Buenos vecinos
Cohn y Duprat apuestan a un duelo actoral donde los distintos registros encajan funcionalmente y organizan el espacio de tal manera que hacen de la casa una protagonista importante.
Leonardo (Spregelburd) es un diseñador argentino de renombre, reconocido aquí y en el exterior. Tiene una esposa, profesora de yoga, creída y bastante insoportable, una hija adolescente con la que no puede establecer la mínima comunicación y una señora encargada del servicio doméstico en una casa muy especial, sita en La Plata, la única construida por Le Corbusier en América. Moderna pero quizá un poco desprotegida y expuesta para estos “tiempos de inseguridad”. Víctor (Aráoz) es su vecino, un hombre algo despreocupado por las formas, un tanto invasivo, rudo y burdo, que trabaja en la venta de autos pero no parece muy legalista en lo que hace. Dos mundos completamente diferentes se enfrentarán por la apertura de una ventana en la medianera de ambas casas y la necesidad de “un rayito de sol que a vos te sobra”.
Un pequeño acto que podría resolverse amigablemente, o al menos cuidando las formas regladas de convivencia, va generando complicados enredos, recurrencia a las mentiras y hasta la participación de abogados que entorpecen la resolución, alargan el tiempo de conflicto y permiten el desarrollo de una relación entre los protagonistas (encuentros, charlas por teléfono y personalmente) que de otra manera jamás se hubiera iniciado.
Leonardo es un snob, un pedante que ejerce poder sobre los que cree inferiores y subordinados, se avanza a una alumna (y hace el ridículo), echa a unos periodistas que le hacen una entrevista, se burla de los proyectos de sus alumnos y a sus amigos les cuenta la relación que mantiene con Víctor de una manera que lo deja bien parado pero que dista de ser real. Porque la realidad lo expone sin miramientos como un pusilánime. Todos los fundamentos que esgrime para negar la construcción de la ventana y resguardar su intimidad son avasallados por él mismo que hasta pone en práctica, con su mujer, cierto voyeurismo sexual y por la misma cotidianeidad del espacio exterior que siempre es registrado por la cámara como una asidua pasarela de espectadores que se asoman, piden acceder a la casa o le sacan fotografías. Mientras, del otro lado se construye un ser que vemos asomar como un violento en ciernes, capaz de explotar en cualquier momento y hacer cualquier cosa con tal de conseguir lo que se propuso. Si observamos bien, todo esto no es más que un reflejo de nuestro prejuicio, avalado por la mirada del diseñador que tampoco se gana ni se merece nuestra simpatía.

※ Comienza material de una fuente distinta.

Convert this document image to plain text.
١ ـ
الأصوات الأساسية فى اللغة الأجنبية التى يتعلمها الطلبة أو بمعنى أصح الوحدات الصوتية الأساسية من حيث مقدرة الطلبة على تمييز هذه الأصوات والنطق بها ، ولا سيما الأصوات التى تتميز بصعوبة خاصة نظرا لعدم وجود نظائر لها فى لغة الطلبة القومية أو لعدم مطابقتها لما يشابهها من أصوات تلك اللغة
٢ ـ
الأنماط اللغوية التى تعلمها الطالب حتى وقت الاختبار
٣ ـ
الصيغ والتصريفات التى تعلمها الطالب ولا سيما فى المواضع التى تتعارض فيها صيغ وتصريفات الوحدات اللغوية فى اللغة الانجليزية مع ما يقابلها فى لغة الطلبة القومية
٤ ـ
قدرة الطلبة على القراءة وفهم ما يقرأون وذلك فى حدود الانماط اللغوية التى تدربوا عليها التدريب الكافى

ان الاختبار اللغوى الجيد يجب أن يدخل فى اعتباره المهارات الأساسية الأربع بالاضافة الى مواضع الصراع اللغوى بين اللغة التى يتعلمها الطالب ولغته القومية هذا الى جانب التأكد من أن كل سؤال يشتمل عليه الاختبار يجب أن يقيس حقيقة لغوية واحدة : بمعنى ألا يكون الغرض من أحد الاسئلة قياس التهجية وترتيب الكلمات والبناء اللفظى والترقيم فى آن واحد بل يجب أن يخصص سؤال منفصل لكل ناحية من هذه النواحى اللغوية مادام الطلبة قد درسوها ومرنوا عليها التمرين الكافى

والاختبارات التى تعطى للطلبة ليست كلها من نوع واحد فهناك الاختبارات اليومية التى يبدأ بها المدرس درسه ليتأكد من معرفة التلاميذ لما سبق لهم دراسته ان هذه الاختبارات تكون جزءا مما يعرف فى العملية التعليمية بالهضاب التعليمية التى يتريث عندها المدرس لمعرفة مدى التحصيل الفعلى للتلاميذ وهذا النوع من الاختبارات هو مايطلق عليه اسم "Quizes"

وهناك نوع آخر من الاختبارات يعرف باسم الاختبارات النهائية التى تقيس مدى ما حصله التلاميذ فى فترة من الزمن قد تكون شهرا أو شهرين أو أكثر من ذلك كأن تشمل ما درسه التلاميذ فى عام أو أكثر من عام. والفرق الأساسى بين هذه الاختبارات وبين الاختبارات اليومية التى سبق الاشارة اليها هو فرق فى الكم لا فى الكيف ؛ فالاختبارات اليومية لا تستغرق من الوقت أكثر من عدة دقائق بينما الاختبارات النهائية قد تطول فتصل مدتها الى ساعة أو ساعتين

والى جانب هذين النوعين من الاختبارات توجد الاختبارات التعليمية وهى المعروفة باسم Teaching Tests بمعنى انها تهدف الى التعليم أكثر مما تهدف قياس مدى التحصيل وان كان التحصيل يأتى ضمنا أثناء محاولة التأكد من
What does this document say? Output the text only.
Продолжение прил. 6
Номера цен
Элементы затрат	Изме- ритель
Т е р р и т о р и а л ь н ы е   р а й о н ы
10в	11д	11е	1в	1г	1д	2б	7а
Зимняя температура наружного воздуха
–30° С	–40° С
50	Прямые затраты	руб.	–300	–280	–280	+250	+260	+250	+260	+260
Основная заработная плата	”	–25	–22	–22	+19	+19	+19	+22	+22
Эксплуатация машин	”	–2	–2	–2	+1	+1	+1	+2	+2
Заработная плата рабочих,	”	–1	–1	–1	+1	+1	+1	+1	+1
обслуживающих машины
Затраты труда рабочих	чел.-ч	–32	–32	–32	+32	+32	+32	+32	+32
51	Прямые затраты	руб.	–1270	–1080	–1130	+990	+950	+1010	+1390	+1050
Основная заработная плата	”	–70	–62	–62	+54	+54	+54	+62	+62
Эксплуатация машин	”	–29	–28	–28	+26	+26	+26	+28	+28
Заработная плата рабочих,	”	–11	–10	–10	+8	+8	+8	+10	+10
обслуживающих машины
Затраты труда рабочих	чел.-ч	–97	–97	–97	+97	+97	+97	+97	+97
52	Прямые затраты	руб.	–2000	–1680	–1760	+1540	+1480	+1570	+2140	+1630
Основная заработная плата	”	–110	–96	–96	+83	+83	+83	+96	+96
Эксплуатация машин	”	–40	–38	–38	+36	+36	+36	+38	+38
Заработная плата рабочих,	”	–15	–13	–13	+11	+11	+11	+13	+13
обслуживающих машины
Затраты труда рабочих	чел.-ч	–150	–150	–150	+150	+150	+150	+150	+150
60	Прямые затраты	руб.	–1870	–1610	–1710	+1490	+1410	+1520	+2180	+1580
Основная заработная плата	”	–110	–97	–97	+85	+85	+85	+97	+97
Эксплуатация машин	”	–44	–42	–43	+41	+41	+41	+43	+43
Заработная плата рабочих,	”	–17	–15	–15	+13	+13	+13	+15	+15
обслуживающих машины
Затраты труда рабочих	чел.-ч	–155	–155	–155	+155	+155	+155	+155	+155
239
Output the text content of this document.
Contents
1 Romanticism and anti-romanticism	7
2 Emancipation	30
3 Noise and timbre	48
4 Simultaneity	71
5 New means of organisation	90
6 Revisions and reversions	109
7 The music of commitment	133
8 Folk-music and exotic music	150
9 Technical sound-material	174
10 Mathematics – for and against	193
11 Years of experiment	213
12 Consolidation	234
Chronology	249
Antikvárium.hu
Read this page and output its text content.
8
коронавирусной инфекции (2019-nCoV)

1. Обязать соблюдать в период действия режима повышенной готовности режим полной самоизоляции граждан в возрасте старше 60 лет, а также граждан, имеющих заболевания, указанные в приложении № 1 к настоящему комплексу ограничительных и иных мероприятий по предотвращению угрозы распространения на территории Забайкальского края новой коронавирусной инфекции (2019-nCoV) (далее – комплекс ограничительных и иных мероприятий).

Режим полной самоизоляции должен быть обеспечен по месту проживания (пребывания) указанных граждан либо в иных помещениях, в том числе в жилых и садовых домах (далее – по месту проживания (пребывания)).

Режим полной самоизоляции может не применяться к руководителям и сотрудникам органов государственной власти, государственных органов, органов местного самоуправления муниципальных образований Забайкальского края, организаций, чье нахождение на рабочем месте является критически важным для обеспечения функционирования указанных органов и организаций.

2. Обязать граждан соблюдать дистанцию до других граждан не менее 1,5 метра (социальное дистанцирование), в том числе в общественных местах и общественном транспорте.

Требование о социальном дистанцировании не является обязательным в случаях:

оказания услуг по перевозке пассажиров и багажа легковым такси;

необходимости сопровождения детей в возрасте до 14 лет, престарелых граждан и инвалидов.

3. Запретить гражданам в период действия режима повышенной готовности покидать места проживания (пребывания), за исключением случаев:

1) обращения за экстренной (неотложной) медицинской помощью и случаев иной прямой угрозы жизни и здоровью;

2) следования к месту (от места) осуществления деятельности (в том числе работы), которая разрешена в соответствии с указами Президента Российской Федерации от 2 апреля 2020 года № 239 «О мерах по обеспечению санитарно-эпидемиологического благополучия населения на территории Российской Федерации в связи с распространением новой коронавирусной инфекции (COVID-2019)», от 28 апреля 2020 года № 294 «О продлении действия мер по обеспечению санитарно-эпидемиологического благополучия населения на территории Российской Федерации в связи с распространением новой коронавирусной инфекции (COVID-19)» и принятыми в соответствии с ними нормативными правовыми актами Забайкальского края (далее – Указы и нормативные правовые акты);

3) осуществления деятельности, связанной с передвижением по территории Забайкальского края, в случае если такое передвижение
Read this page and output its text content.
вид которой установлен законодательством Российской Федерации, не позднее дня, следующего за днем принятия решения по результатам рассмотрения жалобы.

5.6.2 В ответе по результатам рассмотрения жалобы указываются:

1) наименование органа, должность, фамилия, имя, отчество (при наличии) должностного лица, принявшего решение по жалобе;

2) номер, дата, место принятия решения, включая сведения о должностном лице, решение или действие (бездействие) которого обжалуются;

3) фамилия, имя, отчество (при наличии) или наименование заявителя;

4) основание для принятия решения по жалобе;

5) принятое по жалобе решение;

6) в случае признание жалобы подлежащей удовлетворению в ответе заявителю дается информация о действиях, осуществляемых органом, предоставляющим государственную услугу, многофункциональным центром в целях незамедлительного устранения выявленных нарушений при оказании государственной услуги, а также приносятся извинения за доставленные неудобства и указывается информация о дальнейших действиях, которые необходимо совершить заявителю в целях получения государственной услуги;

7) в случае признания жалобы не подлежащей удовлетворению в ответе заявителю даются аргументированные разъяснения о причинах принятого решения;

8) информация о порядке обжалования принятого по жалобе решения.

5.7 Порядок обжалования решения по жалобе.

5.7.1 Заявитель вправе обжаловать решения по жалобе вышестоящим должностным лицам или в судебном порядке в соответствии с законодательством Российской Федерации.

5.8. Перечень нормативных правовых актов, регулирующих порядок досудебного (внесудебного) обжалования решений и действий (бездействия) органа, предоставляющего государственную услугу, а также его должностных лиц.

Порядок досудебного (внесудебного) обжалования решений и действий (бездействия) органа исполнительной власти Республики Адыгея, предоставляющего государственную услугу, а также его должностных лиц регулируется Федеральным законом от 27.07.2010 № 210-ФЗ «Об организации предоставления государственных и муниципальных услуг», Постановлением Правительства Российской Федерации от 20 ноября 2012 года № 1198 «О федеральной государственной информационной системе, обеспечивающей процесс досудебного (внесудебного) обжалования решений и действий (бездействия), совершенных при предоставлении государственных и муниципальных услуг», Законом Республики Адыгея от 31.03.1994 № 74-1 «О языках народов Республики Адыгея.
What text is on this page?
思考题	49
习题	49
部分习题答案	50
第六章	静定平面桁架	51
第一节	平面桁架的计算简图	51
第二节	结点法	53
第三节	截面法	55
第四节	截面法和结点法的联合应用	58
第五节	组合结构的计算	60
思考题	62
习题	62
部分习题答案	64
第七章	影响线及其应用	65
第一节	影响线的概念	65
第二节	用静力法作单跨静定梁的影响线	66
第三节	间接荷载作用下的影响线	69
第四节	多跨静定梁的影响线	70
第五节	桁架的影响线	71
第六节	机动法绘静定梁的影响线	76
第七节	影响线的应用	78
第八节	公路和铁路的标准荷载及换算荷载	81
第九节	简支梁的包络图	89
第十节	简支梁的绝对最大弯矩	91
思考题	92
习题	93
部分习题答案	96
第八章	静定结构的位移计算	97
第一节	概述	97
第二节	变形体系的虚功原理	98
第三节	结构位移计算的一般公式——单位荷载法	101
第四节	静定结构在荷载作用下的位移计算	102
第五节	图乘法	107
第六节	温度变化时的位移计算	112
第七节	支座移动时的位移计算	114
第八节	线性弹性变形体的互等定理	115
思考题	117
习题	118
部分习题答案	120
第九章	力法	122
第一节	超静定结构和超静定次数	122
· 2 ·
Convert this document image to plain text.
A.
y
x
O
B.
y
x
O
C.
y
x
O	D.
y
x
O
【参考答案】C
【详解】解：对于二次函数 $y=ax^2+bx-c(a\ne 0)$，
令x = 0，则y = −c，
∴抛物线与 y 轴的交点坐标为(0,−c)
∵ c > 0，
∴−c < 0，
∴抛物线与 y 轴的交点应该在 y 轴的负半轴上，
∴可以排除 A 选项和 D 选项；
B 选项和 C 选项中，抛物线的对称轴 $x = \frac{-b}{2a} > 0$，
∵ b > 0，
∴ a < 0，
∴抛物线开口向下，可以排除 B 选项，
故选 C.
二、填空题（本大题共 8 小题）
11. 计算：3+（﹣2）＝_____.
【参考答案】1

El hombre de al lado es una película donde el guión es primordial. En forma sencilla y con una narración clásica se entreteje una comedia con un humor negro y diferente y que presenta un estudio sociocultural de típicos caracteres de nuestro tiempo. Un filme que expone nuestras miserias, nuestro lado oscuro y nuestros fantasmas sin didactismos ni apologías superficiales. La tensión generada desde el comienzo explota de la manera menos esperada y el cierre sin palabras, con la simple omisión, dice más que muchas frases altisonantes.
Cohn y Duprat apuestan a un duelo actoral donde los distintos registros encajan funcionalmente y organizan el espacio de tal manera que hacen de la casa una protagonista importante, aprovechando con talento las líneas rectas, los blancos, las escaleras, los planos inclinados y los lugares abiertos. La consistente construcción de los personajes y su desarrollo lógico consiguen hacer creíbles las situaciones, aún cuando éstas se estiren en algunas ocasiones o parezcan repetir esquemas ya planteados.
Como en El artista, su anterior cinta, los directores vuelven a elegir la polémica vistiéndola con sofisticación e inteligencia.